Value · Screen Time

Stories about screen time

No folktale ever had to cover this one — which is exactly why we write new stories for it. And the honest starting point is that lectures about screens tend to be delivered by adults holding phones, and children notice. So these stories don't demonise the screen or the child who loves it. They do something sneakier and kinder: they remember, vividly, everything else — the game that needed a whole courtyard, the boredom that turned into an invention, the afternoon that didn't get photographed and became a legend anyway.

The aim is balance a child chooses, not a ban a child resents; a story can make the off-screen world look like what it is — the original open-world game. These are all original NestOfValues stories, set in homes where devices exist without being villains. Each ends with a short Talk About It prompt, best attempted when nobody is holding anything glowing.

Bye-Bye, Tablet

The rhymes are over and the tablet is tired. Time to wave bye-bye — because the world outside the screen has been waiting to play.

The Fort of Pillows

The tablet's battery is done, the rain won't stop, and Sami is SO bored — until Dad says the magic words: 'Fetch every pillow in the house.'

The Loudest Notification

Naina's class group chat never sleeps — 400 messages a day, and falling behind feels like disappearing. Then a week at Ajji's house, where the network barely reaches, runs an experiment she'd never have agreed to.

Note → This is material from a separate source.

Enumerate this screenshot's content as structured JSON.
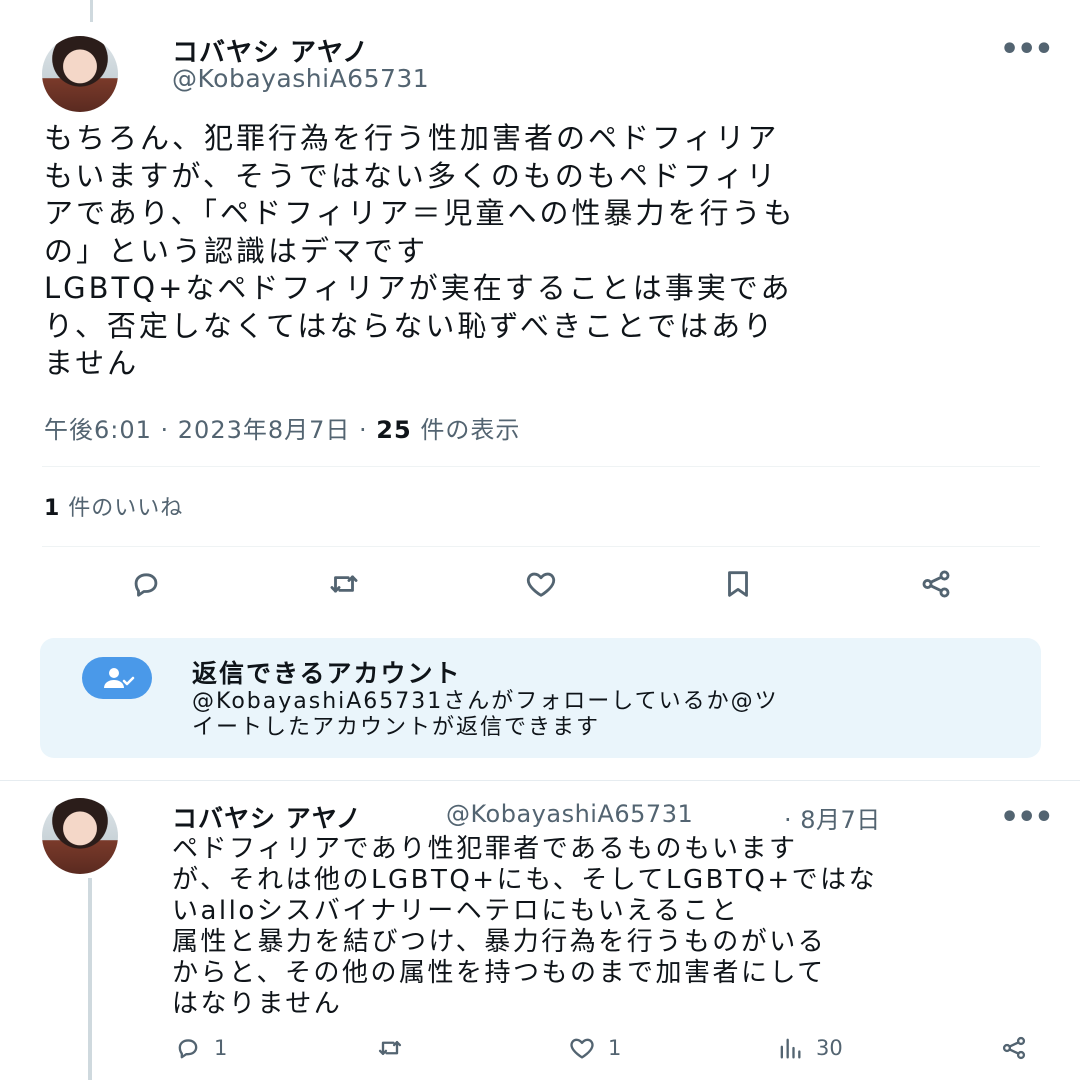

The Summer of the Hundredth Level

Veer's plan for the summer holidays is simple: finish all hundred levels of Kingdom Quest. The plan does not account for a transformer blowing up in week two.

The Two-Hundred-Day Streak

Leo hasn't missed a single day of Blocky Quest in 214 days — the flame icon says so. Then comes the camping weekend, with no signal, and the flame goes out.

Questions parents ask

Can a bedtime story really compete with a tablet?

Not as a spectacle — as a relationship, easily. A story read aloud comes bundled with the things no app has: your voice, your lap, your full attention. Children reliably rank that combination higher than adults expect. Protecting a nightly screen-free story slot is less about beating the tablet and more about keeping one daily space it never entered.

Should there be screens before bed?

Sleep researchers are unusually united here: screens close to bedtime make it harder for children to wind down, both from the light and the stimulation. A practical pattern many families use — screens off before the bedtime routine starts, then bath, story, sleep. The story isn't just the screen's replacement; it's the better off-ramp.

How do I set screen limits without daily battles?

Rules beat negotiations: a consistent when-and-how-much, agreed in daylight, survives better than case-by-case bargaining at 6 pm. Expect protest; boredom on the far side of it is not an emergency — it's usually where play comes from. And children track what we model more than what we say, which these stories quietly acknowledge.